I watch Freya fit her hands back into her lap, her eyes darting between me and
Elizabeth before settling on her own window. Riveted, she stares out at the British Columbia sunshine.
“What
about the border then?” Elizabeth asks quietly. “Should we try?”
Break for the border.
Like in a western movie. The smile’s stuck on my cheeks like it was etched into them with a laser beam. But Freya’s silence is a barrier to successfully crossing into the United States. If she refuses to speak to the border guard, he or she will have the car searched and question us in depth. “You know we’re less than half an hour away,” I warn. “She’s not ready.”
Elizabeth
bobs her head and glances into the backseat. “Freya? How are you doing there?”
Freya
switches her attention from the window to Elizabeth. I watch Freya’s long lashes blink slowly, her posture frozen as though every bit of her concentration is centred on the sound of Elizabeth’s voice.
No reply comes
, though. Freya sees me staring and returns my gaze. There’s a self-consciousness in her face that makes me feel I should look away.
“Freya,”
Elizabeth says, her tone as gentle as it was when the crow crashed into the car. “We’re going to need you to do something for us soon.” Elizabeth glances my way. “Do you have her identification?”

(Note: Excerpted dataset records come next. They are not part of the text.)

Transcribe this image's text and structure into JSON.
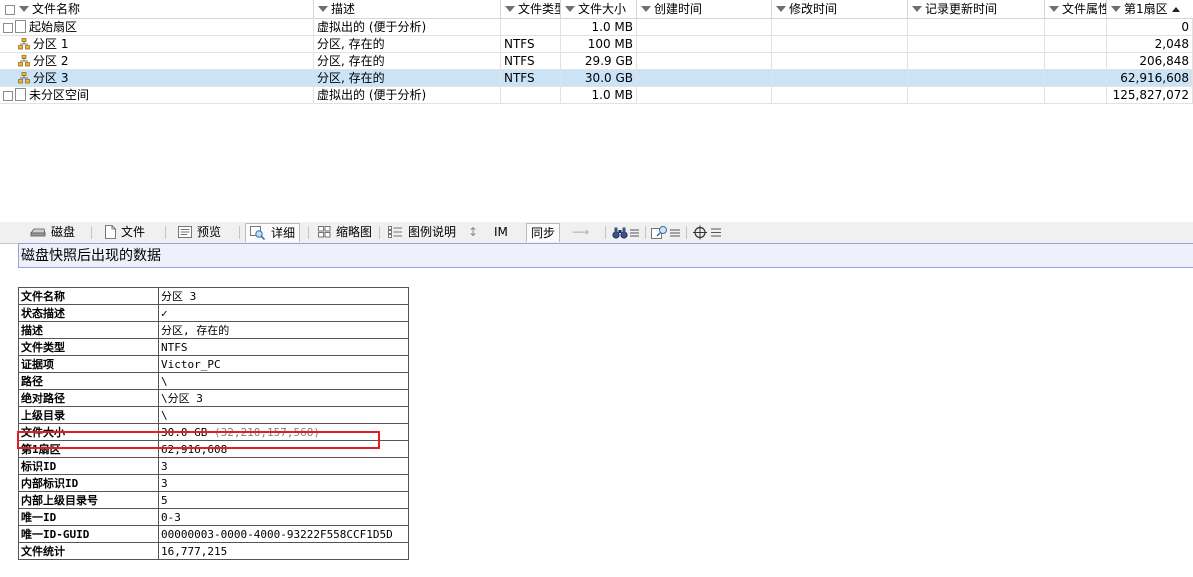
{
  "columns": {
    "name": "文件名称",
    "desc": "描述",
    "type": "文件类型",
    "size": "文件大小",
    "created": "创建时间",
    "modified": "修改时间",
    "record_updated": "记录更新时间",
    "attr": "文件属性",
    "first_sector": "第1扇区"
  },
  "rows": [
    {
      "name": "起始扇区",
      "desc": "虚拟出的 (便于分析)",
      "type": "",
      "size": "1.0 MB",
      "created": "",
      "modified": "",
      "record_updated": "",
      "attr": "",
      "first_sector": "0",
      "icon": "file-icon"
    },
    {
      "name": "分区 1",
      "desc": "分区, 存在的",
      "type": "NTFS",
      "size": "100 MB",
      "created": "",
      "modified": "",
      "record_updated": "",
      "attr": "",
      "first_sector": "2,048",
      "icon": "partition-icon"
    },
    {
      "name": "分区 2",
      "desc": "分区, 存在的",
      "type": "NTFS",
      "size": "29.9 GB",
      "created": "",
      "modified": "",
      "record_updated": "",
      "attr": "",
      "first_sector": "206,848",
      "icon": "partition-icon"
    },
    {
      "name": "分区 3",
      "desc": "分区, 存在的",
      "type": "NTFS",
      "size": "30.0 GB",
      "created": "",
      "modified": "",
      "record_updated": "",
      "attr": "",
      "first_sector": "62,916,608",
      "icon": "partition-icon",
      "selected": true
    },
    {
      "name": "未分区空间",
      "desc": "虚拟出的 (便于分析)",
      "type": "",
      "size": "1.0 MB",
      "created": "",
      "modified": "",
      "record_updated": "",
      "attr": "",
      "first_sector": "125,827,072",
      "icon": "file-icon"
    }
  ],
  "tabs": {
    "disk": "磁盘",
    "file": "文件",
    "preview": "预览",
    "details": "详细",
    "thumbnails": "缩略图",
    "legend": "图例说明",
    "im": "IM",
    "sync": "同步"
  },
  "details": {
    "banner": "磁盘快照后出现的数据",
    "props": [
      {
        "key": "文件名称",
        "value": "分区 3"
      },
      {
        "key": "状态描述",
        "value": "✓"
      },
      {
        "key": "描述",
        "value": "分区, 存在的"
      },
      {
        "key": "文件类型",
        "value": "NTFS"
      },
      {
        "key": "证据项",
        "value": "Victor_PC"
      },
      {
        "key": "路径",
        "value": "\\"
      },
      {
        "key": "绝对路径",
        "value": "\\分区 3"
      },
      {
        "key": "上级目录",
        "value": "\\"
      },
      {
        "key": "文件大小",
        "value": "30.0 GB",
        "extra": "(32,210,157,568)"
      },
      {
        "key": "第1扇区",
        "value": "62,916,608"
      },
      {
        "key": "标识ID",
        "value": "3"
      },
      {
        "key": "内部标识ID",
        "value": "3"
      },
      {
        "key": "内部上级目录号",
        "value": "5"
      },
      {
        "key": "唯一ID",
        "value": "0-3"
      },
      {
        "key": "唯一ID-GUID",
        "value": "00000003-0000-4000-93222F558CCF1D5D"
      },
      {
        "key": "文件统计",
        "value": "16,777,215"
      }
    ]
  },
  "colors": {
    "selection": "#cbe3f7",
    "highlight_box": "#e02020",
    "banner_bg": "#eef0fb"
  }
}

I fish Freya’s fake driver’s license and social insurance
card out of my jeans. The day before our driver’s license photos were taken we went white water rafting on the Elaho River. The valley was so unspoiled that time vanished. The effort of paddling was distracting in itself but it was the old growth forests, hanging glaciers, and water that ran wild, rough, and pure, that made me forget—for hours at a time—that I’d ever lived in another time and place. Later that night, as I was thinking back on the day, I remembered how Freya’s expression in Elaho had reflected feelings identical to mine. In the middle of that ageless landscape we had nothing to hide. For once, we felt like exactly who we appeared to be.

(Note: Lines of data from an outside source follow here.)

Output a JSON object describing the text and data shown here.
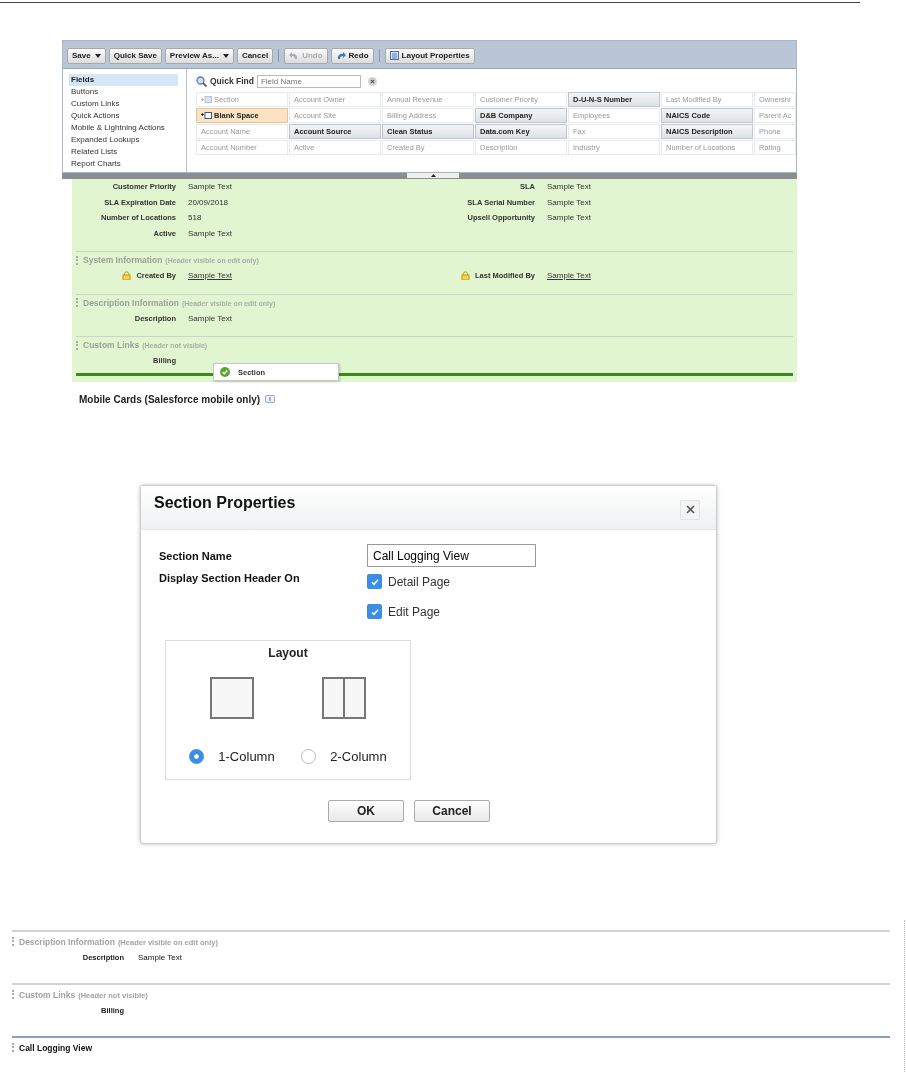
{
  "editor": {
    "toolbar": [
      [
        {
          "label": "Save",
          "dropdown": true,
          "disabled": false
        },
        {
          "label": "Quick Save",
          "dropdown": false,
          "disabled": false
        },
        {
          "label": "Preview As...",
          "dropdown": true,
          "disabled": false
        },
        {
          "label": "Cancel",
          "dropdown": false,
          "disabled": false
        }
      ],
      [
        {
          "label": "Undo",
          "dropdown": false,
          "disabled": true
        },
        {
          "label": "Redo",
          "dropdown": false,
          "disabled": false
        }
      ],
      [
        {
          "label": "Layout Properties",
          "dropdown": false,
          "disabled": false
        }
      ]
    ],
    "categories": [
      {
        "label": "Fields",
        "selected": true
      },
      {
        "label": "Buttons",
        "selected": false
      },
      {
        "label": "Custom Links",
        "selected": false
      },
      {
        "label": "Quick Actions",
        "selected": false
      },
      {
        "label": "Mobile & Lightning Actions",
        "selected": false
      },
      {
        "label": "Expanded Lookups",
        "selected": false
      },
      {
        "label": "Related Lists",
        "selected": false
      },
      {
        "label": "Report Charts",
        "selected": false
      }
    ],
    "quick_find": {
      "label": "Quick Find",
      "placeholder": "Field Name"
    },
    "palette": [
      {
        "label": "Section",
        "kind": "section",
        "on_layout": true,
        "selected": false
      },
      {
        "label": "Account Owner",
        "kind": "field",
        "on_layout": true,
        "selected": false
      },
      {
        "label": "Annual Revenue",
        "kind": "field",
        "on_layout": true,
        "selected": false
      },
      {
        "label": "Customer Priority",
        "kind": "field",
        "on_layout": true,
        "selected": false
      },
      {
        "label": "D-U-N-S Number",
        "kind": "field",
        "on_layout": false,
        "selected": false
      },
      {
        "label": "Last Modified By",
        "kind": "field",
        "on_layout": true,
        "selected": false
      },
      {
        "label": "Ownershi",
        "kind": "field",
        "on_layout": true,
        "selected": false
      },
      {
        "label": "Blank Space",
        "kind": "blank",
        "on_layout": false,
        "selected": true
      },
      {
        "label": "Account Site",
        "kind": "field",
        "on_layout": true,
        "selected": false
      },
      {
        "label": "Billing Address",
        "kind": "field",
        "on_layout": true,
        "selected": false
      },
      {
        "label": "D&B Company",
        "kind": "field",
        "on_layout": false,
        "selected": false
      },
      {
        "label": "Employees",
        "kind": "field",
        "on_layout": true,
        "selected": false
      },
      {
        "label": "NAICS Code",
        "kind": "field",
        "on_layout": false,
        "selected": false
      },
      {
        "label": "Parent Ac",
        "kind": "field",
        "on_layout": true,
        "selected": false
      },
      {
        "label": "Account Name",
        "kind": "field",
        "on_layout": true,
        "selected": false
      },
      {
        "label": "Account Source",
        "kind": "field",
        "on_layout": false,
        "selected": false
      },
      {
        "label": "Clean Status",
        "kind": "field",
        "on_layout": false,
        "selected": false
      },
      {
        "label": "Data.com Key",
        "kind": "field",
        "on_layout": false,
        "selected": false
      },
      {
        "label": "Fax",
        "kind": "field",
        "on_layout": true,
        "selected": false
      },
      {
        "label": "NAICS Description",
        "kind": "field",
        "on_layout": false,
        "selected": false
      },
      {
        "label": "Phone",
        "kind": "field",
        "on_layout": true,
        "selected": false
      },
      {
        "label": "Account Number",
        "kind": "field",
        "on_layout": true,
        "selected": false
      },
      {
        "label": "Active",
        "kind": "field",
        "on_layout": true,
        "selected": false
      },
      {
        "label": "Created By",
        "kind": "field",
        "on_layout": true,
        "selected": false
      },
      {
        "label": "Description",
        "kind": "field",
        "on_layout": true,
        "selected": false
      },
      {
        "label": "Industry",
        "kind": "field",
        "on_layout": true,
        "selected": false
      },
      {
        "label": "Number of Locations",
        "kind": "field",
        "on_layout": true,
        "selected": false
      },
      {
        "label": "Rating",
        "kind": "field",
        "on_layout": true,
        "selected": false
      }
    ],
    "sections": [
      {
        "rows": [
          [
            {
              "label": "Customer Priority",
              "value": "Sample Text",
              "link": false,
              "locked": false
            },
            {
              "label": "SLA",
              "value": "Sample Text",
              "link": false,
              "locked": false
            }
          ],
          [
            {
              "label": "SLA Expiration Date",
              "value": "20/09/2018",
              "link": false,
              "locked": false
            },
            {
              "label": "SLA Serial Number",
              "value": "Sample Text",
              "link": false,
              "locked": false
            }
          ],
          [
            {
              "label": "Number of Locations",
              "value": "518",
              "link": false,
              "locked": false
            },
            {
              "label": "Upsell Opportunity",
              "value": "Sample Text",
              "link": false,
              "locked": false
            }
          ],
          [
            {
              "label": "Active",
              "value": "Sample Text",
              "link": false,
              "locked": false
            }
          ]
        ]
      },
      {
        "title": "System Information",
        "note": "(Header visible on edit only)",
        "rows": [
          [
            {
              "label": "Created By",
              "value": "Sample Text",
              "link": true,
              "locked": true
            },
            {
              "label": "Last Modified By",
              "value": "Sample Text",
              "link": true,
              "locked": true
            }
          ]
        ]
      },
      {
        "title": "Description Information",
        "note": "(Header visible on edit only)",
        "rows": [
          [
            {
              "label": "Description",
              "value": "Sample Text",
              "link": false,
              "locked": false
            }
          ]
        ]
      },
      {
        "title": "Custom Links",
        "note": "(Header not visible)",
        "rows": [
          [
            {
              "label": "Billing",
              "locked": false
            }
          ]
        ]
      }
    ],
    "drag_tooltip": "Section",
    "mobile_heading": "Mobile Cards (Salesforce mobile only)"
  },
  "dialog": {
    "title": "Section Properties",
    "name_label": "Section Name",
    "name_value": "Call Logging View",
    "header_label": "Display Section Header On",
    "header_options": [
      {
        "label": "Detail Page",
        "checked": true
      },
      {
        "label": "Edit Page",
        "checked": true
      }
    ],
    "layout_title": "Layout",
    "layouts": [
      {
        "label": "1-Column",
        "selected": true
      },
      {
        "label": "2-Column",
        "selected": false
      }
    ],
    "buttons": [
      "OK",
      "Cancel"
    ]
  },
  "result": {
    "sections": [
      {
        "title": "Description Information",
        "note": "(Header visible on edit only)",
        "header_visible": false,
        "fields": [
          {
            "label": "Description",
            "value": "Sample Text"
          }
        ]
      },
      {
        "title": "Custom Links",
        "note": "(Header not visible)",
        "header_visible": false,
        "fields": [
          {
            "label": "Billing"
          }
        ]
      },
      {
        "title": "Call Logging View",
        "header_visible": true
      }
    ]
  }
}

Looking at her now, I have no idea what Freya’s thinking
or feeling. I peer at the girl in the photo and am flooded with memories. The real birthdays we celebrated in private because they didn’t match up with Robbie and Holly’s paperwork. Freya repeating Spanish phrases from the tapes she’d take out of the library.

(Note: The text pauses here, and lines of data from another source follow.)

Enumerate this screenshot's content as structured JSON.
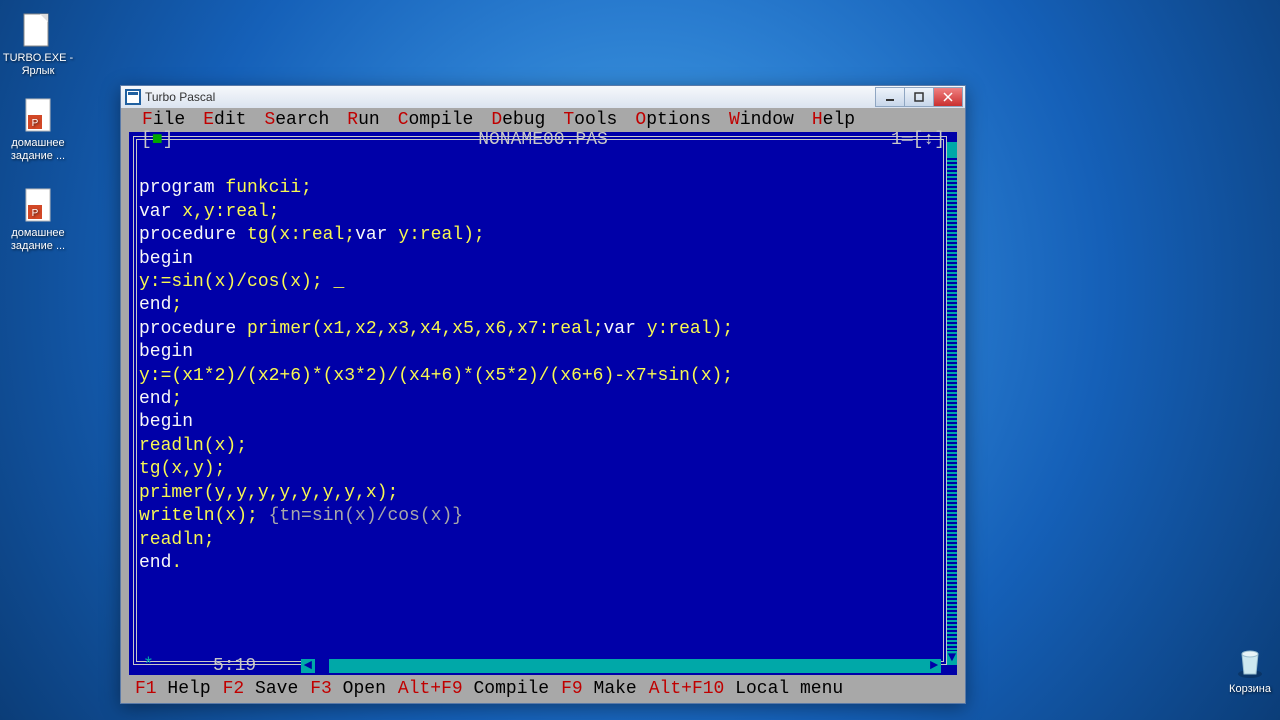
{
  "desktop": {
    "icons": [
      {
        "label": "TURBO.EXE - Ярлык"
      },
      {
        "label": "домашнее задание ..."
      },
      {
        "label": "домашнее задание ..."
      }
    ],
    "recycle": "Корзина"
  },
  "window": {
    "title": "Turbo Pascal",
    "buttons": {
      "min": "minimize",
      "max": "maximize",
      "close": "close"
    }
  },
  "menubar": {
    "items": [
      {
        "hot": "F",
        "rest": "ile"
      },
      {
        "hot": "E",
        "rest": "dit"
      },
      {
        "hot": "S",
        "rest": "earch"
      },
      {
        "hot": "R",
        "rest": "un"
      },
      {
        "hot": "C",
        "rest": "ompile"
      },
      {
        "hot": "D",
        "rest": "ebug"
      },
      {
        "hot": "T",
        "rest": "ools"
      },
      {
        "hot": "O",
        "rest": "ptions"
      },
      {
        "hot": "W",
        "rest": "indow"
      },
      {
        "hot": "H",
        "rest": "elp"
      }
    ]
  },
  "editor": {
    "close_marker_left": "[",
    "close_marker_inner": "■",
    "close_marker_right": "]",
    "filename": "NONAME00.PAS",
    "right_marker": "1═[↕]",
    "cursor_pos": "5:19",
    "hscroll_star": "*",
    "code": {
      "l1a": "program ",
      "l1b": "funkcii;",
      "l2a": "var ",
      "l2b": "x,y:real;",
      "l3a": "procedure ",
      "l3b": "tg(x:real;",
      "l3c": "var ",
      "l3d": "y:real);",
      "l4": "begin",
      "l5a": "y:=sin(x)/cos(x); ",
      "l5cur": "_",
      "l6a": "end",
      "l6b": ";",
      "l7a": "procedure ",
      "l7b": "primer(x1,x2,x3,x4,x5,x6,x7:real;",
      "l7c": "var ",
      "l7d": "y:real);",
      "l8": "begin",
      "l9": "y:=(x1*2)/(x2+6)*(x3*2)/(x4+6)*(x5*2)/(x6+6)-x7+sin(x);",
      "l10a": "end",
      "l10b": ";",
      "l11": "begin",
      "l12": "readln(x);",
      "l13": "tg(x,y);",
      "l14": "primer(y,y,y,y,y,y,y,x);",
      "l15a": "writeln(x); ",
      "l15b": "{tn=sin(x)/cos(x)}",
      "l16": "readln;",
      "l17a": "end",
      "l17b": "."
    }
  },
  "statusbar": {
    "keys": [
      {
        "key": "F1",
        "label": " Help"
      },
      {
        "key": "F2",
        "label": " Save"
      },
      {
        "key": "F3",
        "label": " Open"
      },
      {
        "key": "Alt+F9",
        "label": " Compile"
      },
      {
        "key": "F9",
        "label": " Make"
      },
      {
        "key": "Alt+F10",
        "label": " Local menu"
      }
    ]
  }
}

No hay de que. Lo siento. Te extraño mucho.
Any smattering of Spanish I know is what I picked up listening
to Freya.
Last October
. When Freya won tickets to see The Cure at the Coliseum and she was so excited the feeling was contagious. I wrapped my arms around her as we danced to “In Between Days,” her hands reaching back to grasp my legs and the voices of thousands of Cure fans ringing in my ears: “Come back come back come back to me.”
In the present I
glance at Elizabeth, wondering what she wants me to do with Freya’s ID. “Give it to her,” Elizabeth instructs. I reach into the backseat with it, Freya staring at my fingers for ponderous seconds before she lifts one of her own hands to take the driver’s license and social insurance card.
“That’s who we need you to be, Freya,”
Elizabeth explains. “If the border guard ask for your name and birthday, that’s what you tell them. Can you do that?”